In other words, I have been having an experience with a species of vermin which I love. The baby vermin of this particular species are, to me, almost as lovable and quite as cute in their ways as human babies; and for the adult vermin, the mothers and fathers of the babies, I have a far greater love and respect than I have for many males and females of my own breed. And, taking it all round, they are a cleaner, handsomer, and more wholesome-looking lot than the average crowd of humans, though they are—because of the mightiness of man’s edict—nothing more than vermin.
I am speaking of bears. A few years ago, one of my most thrilling sports was to hunt them—blacks, grizzlies, and polars. Now I consider them, in a way, my brothers, and I am having a lot of fun in the comradeship. I am filled with resentment when I consider that in all the states of this country, with the exception of two or three, the law says these friends of mine are “vermin,” along with lice and fleas and maggots, and that they may be killed on sight, babies and all, because,—perhaps once in his lifetime,—a bear living very close to civilization may make a meal of pig or lamb. If every human mother in the land could hold a baby cub in her arms for five minutes, there would be such an uprising of feminine sympathy that the laws would be repealed.

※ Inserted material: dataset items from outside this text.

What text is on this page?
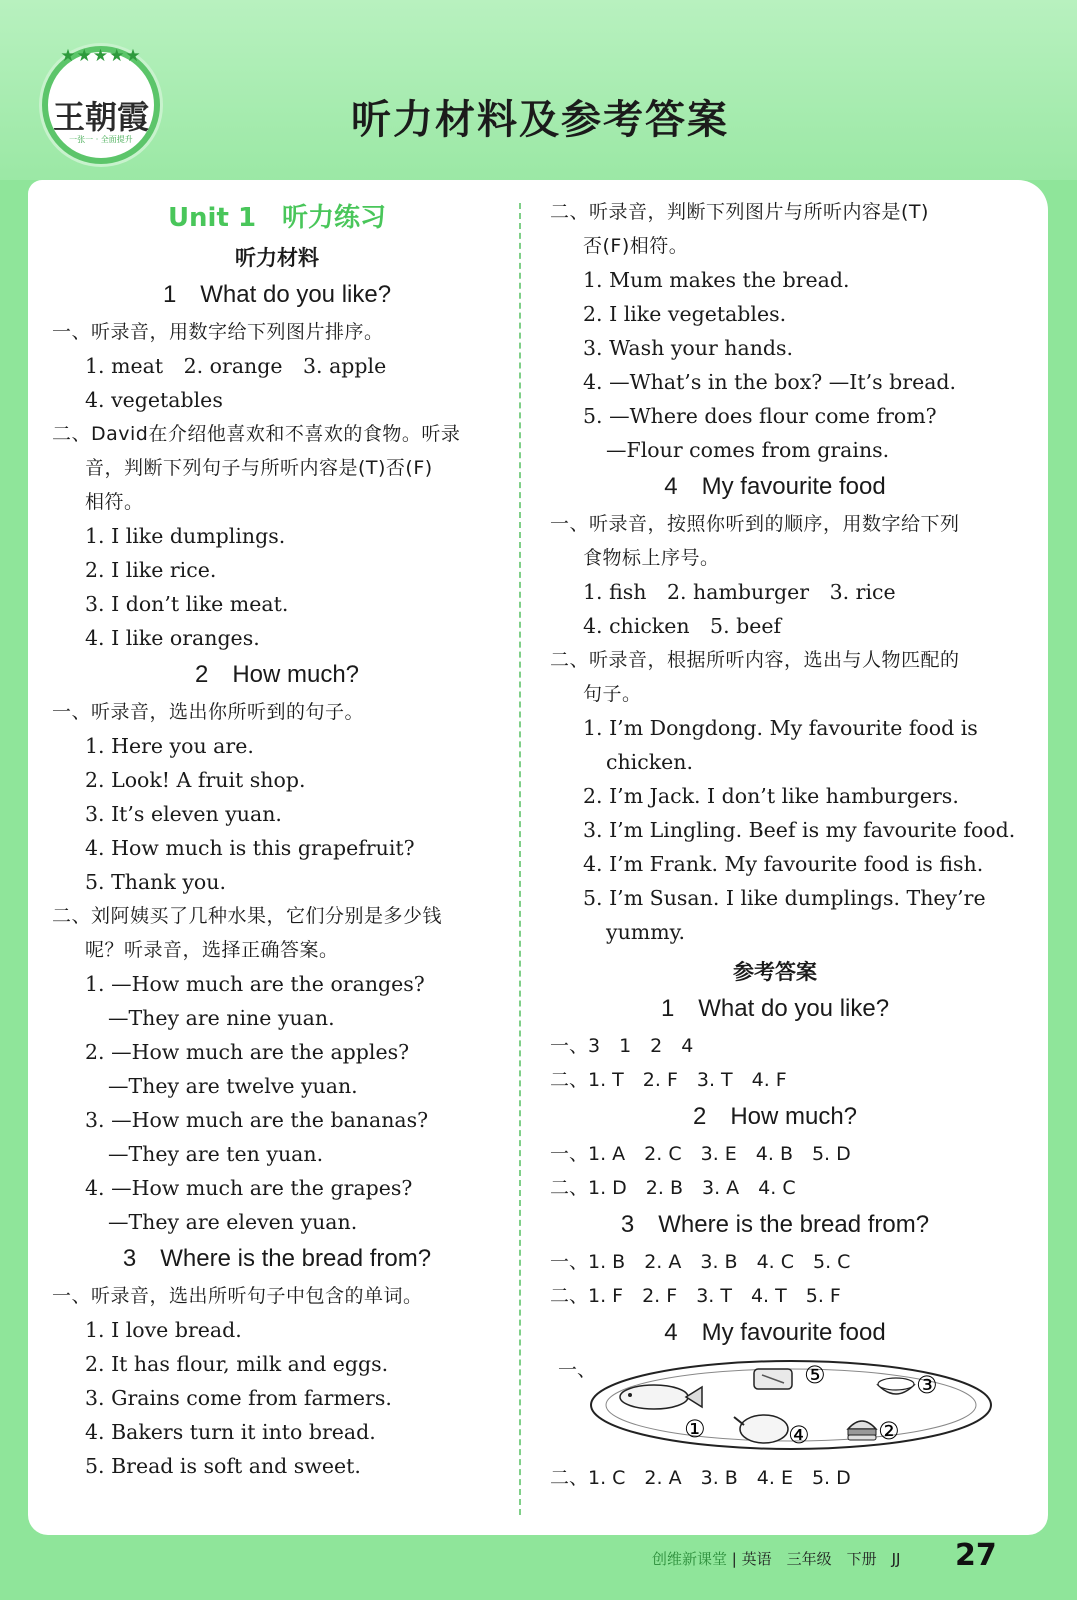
★★★★★
王朝霞
一张一 · 全面提升	听力材料及参考答案
Unit 1　听力练习
听力材料
1　What do you like?
一、听录音，用数字给下列图片排序。
1. meat　2. orange　3. apple
4. vegetables
二、David在介绍他喜欢和不喜欢的食物。听录
音，判断下列句子与所听内容是(T)否(F)
相符。
1. I like dumplings.
2. I like rice.
3. I don’t like meat.
4. I like oranges.
2　How much?
一、听录音，选出你所听到的句子。
1. Here you are.
2. Look! A fruit shop.
3. It’s eleven yuan.
4. How much is this grapefruit?
5. Thank you.
二、刘阿姨买了几种水果，它们分别是多少钱
呢？听录音，选择正确答案。
1. —How much are the oranges?
—They are nine yuan.
2. —How much are the apples?
—They are twelve yuan.
3. —How much are the bananas?
—They are ten yuan.
4. —How much are the grapes?
—They are eleven yuan.
3　Where is the bread from?
一、听录音，选出所听句子中包含的单词。
1. I love bread.
2. It has flour, milk and eggs.
3. Grains come from farmers.
4. Bakers turn it into bread.
5. Bread is soft and sweet.
二、听录音，判断下列图片与所听内容是(T)
否(F)相符。
1. Mum makes the bread.
2. I like vegetables.
3. Wash your hands.
4. —What’s in the box? —It’s bread.
5. —Where does flour come from?
—Flour comes from grains.
4　My favourite food
一、听录音，按照你听到的顺序，用数字给下列
食物标上序号。
1. fish　2. hamburger　3. rice
4. chicken　5. beef
二、听录音，根据所听内容，选出与人物匹配的
句子。
1. I’m Dongdong. My favourite food is
chicken.
2. I’m Jack. I don’t like hamburgers.
3. I’m Lingling. Beef is my favourite food.
4. I’m Frank. My favourite food is fish.
5. I’m Susan. I like dumplings. They’re
yummy.
参考答案
1　What do you like?
一、3　1　2　4
二、1. T　2. F　3. T　4. F
2　How much?
一、1. A　2. C　3. E　4. B　5. D
二、1. D　2. B　3. A　4. C
3　Where is the bread from?
一、1. B　2. A　3. B　4. C　5. C
二、1. F　2. F　3. T　4. T　5. F
4　My favourite food
一、
①	②
③
④
⑤
二、1. C　2. A　3. B　4. E　5. D
创维新课堂 | 英语　三年级　下册　JJ 27
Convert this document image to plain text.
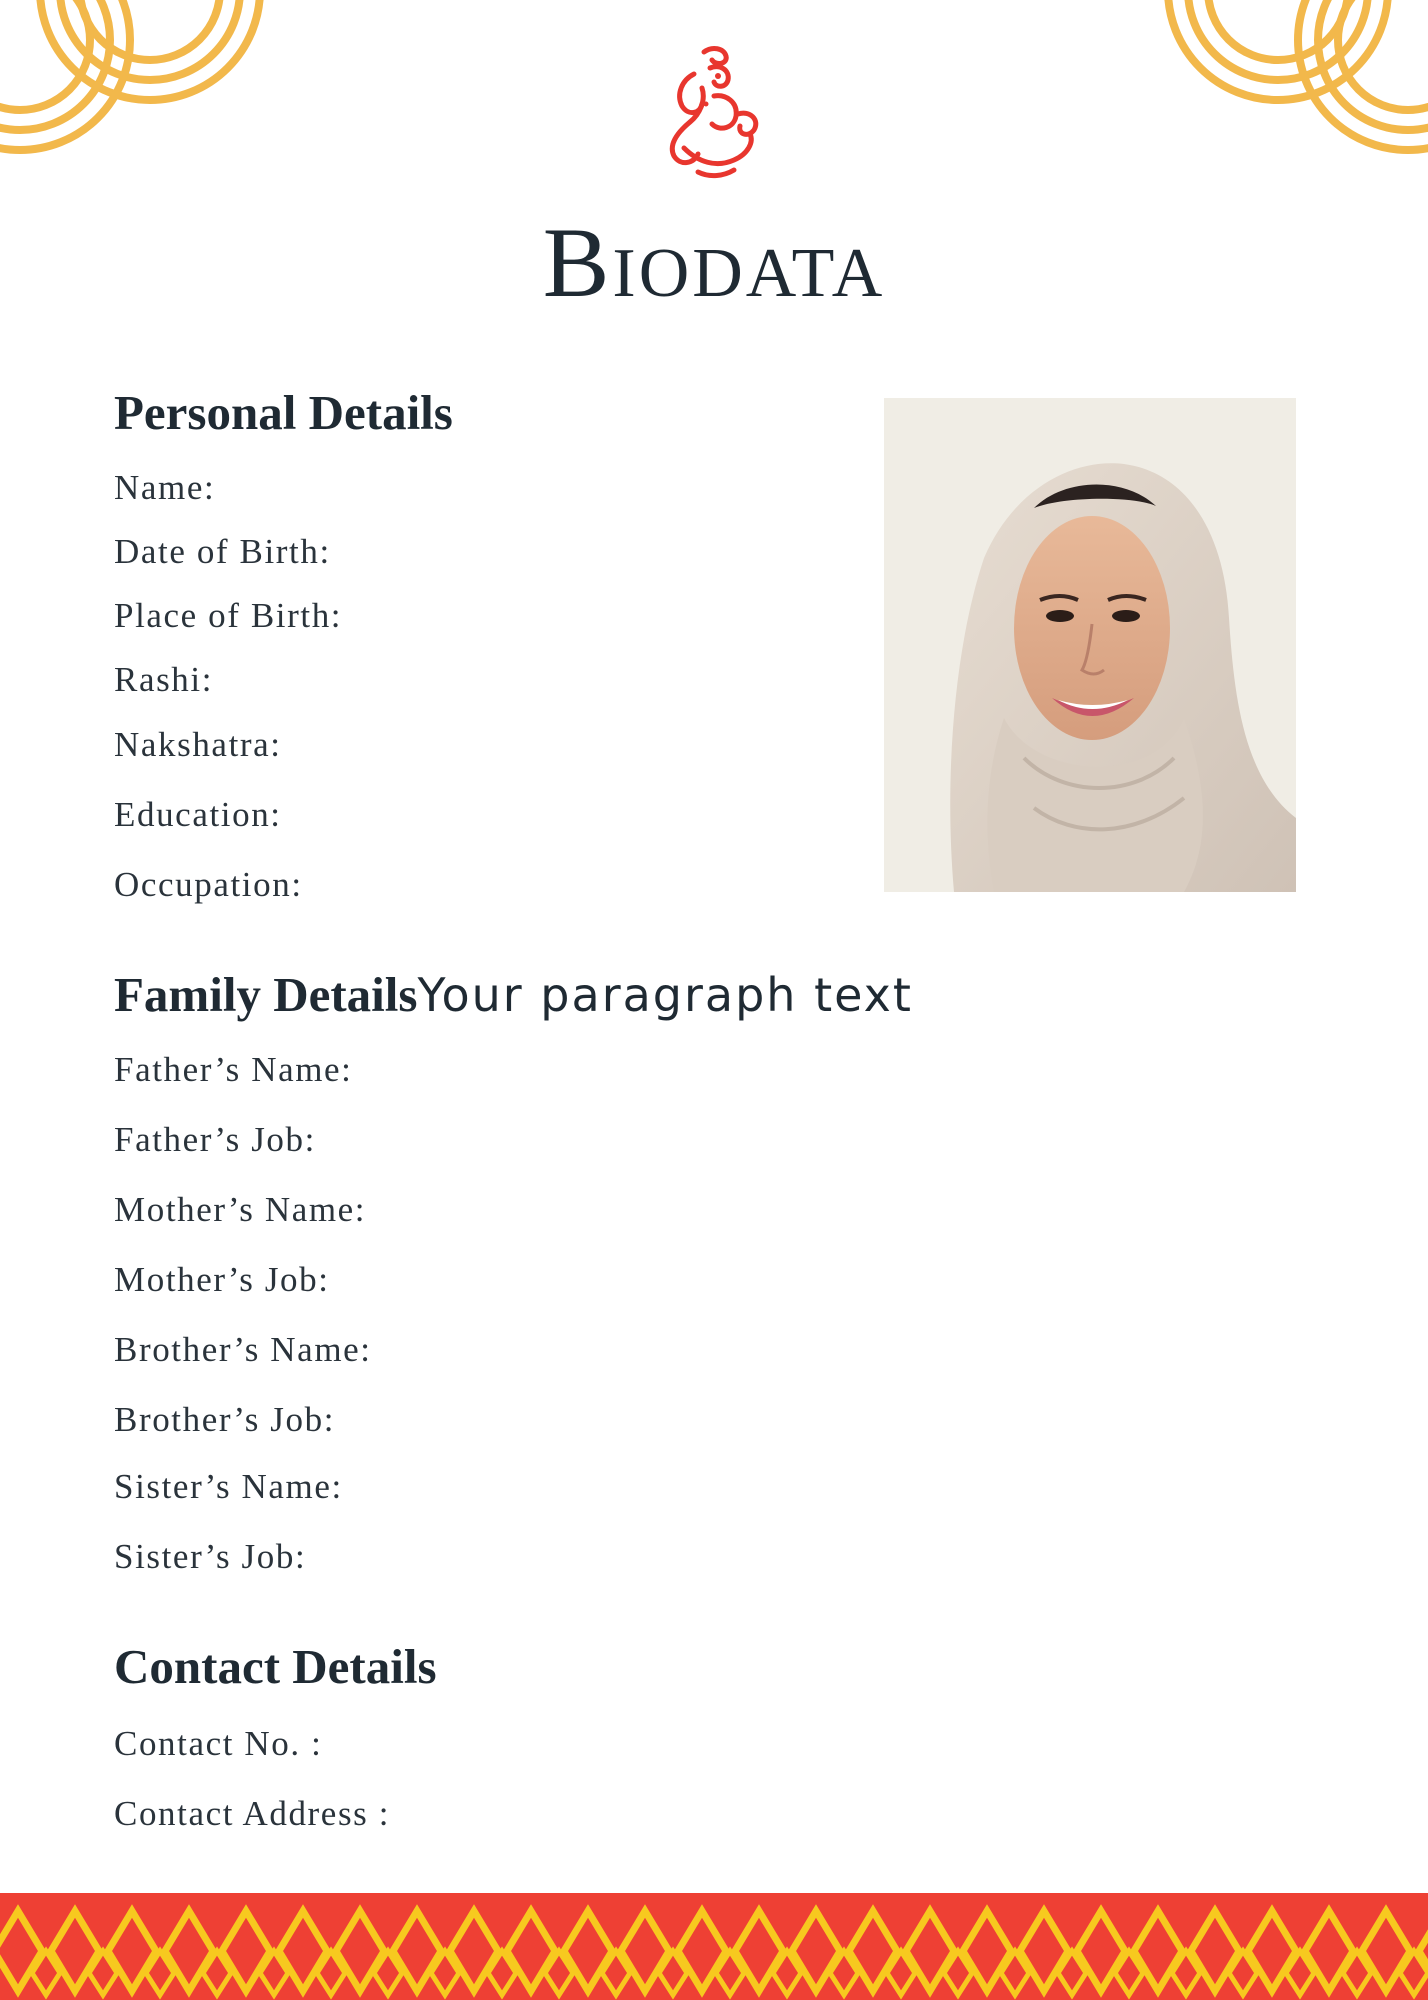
Biodata
Personal Details
Name:
Date of Birth:
Place of Birth:
Rashi:
Nakshatra:
Education:
Occupation:
Family DetailsYour paragraph text
Father’s Name:
Father’s Job:
Mother’s Name:
Mother’s Job:
Brother’s Name:
Brother’s Job:
Sister’s Name:
Sister’s Job:
Contact Details
Contact No. :
Contact Address :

In thinking again of our mothers, I would give a good year of my life if a million of them could have seen what I have seen during the past few days. For, after all, I believe that nearly all great movements toward better and bigger and more beautiful things must and will begin with women. No amount of “equality” will ever take that blessed superiority to men away from them. To-day, even religion, shameful to men as the fact may be, rests on a pillar of women’s white shoulders, and all the faith that the world possesses first finds its resting-place in their soft breasts. And I look ahead to the day, with unbounded faith of my own, when women will see, and understand, and begin the great fight toward comradeship with all that other life which is so utterly dependent about them now—life which throbs and urges in every living thing from the grass-blade and the oak to the “instinct” creatures of flesh and blood. Then shall we have a “religion of nature,” with a force and a might behind it which will glorify the earth, and man will come to realize that he is not God, but only an insignificantly small part of God’s handiwork. And when man comes to that point, where he casts off his arrogance and his ego, then will the time have come for the birth of a satisfying and universal faith in that great and all-embracing Power which we know and speak of in our own language as God.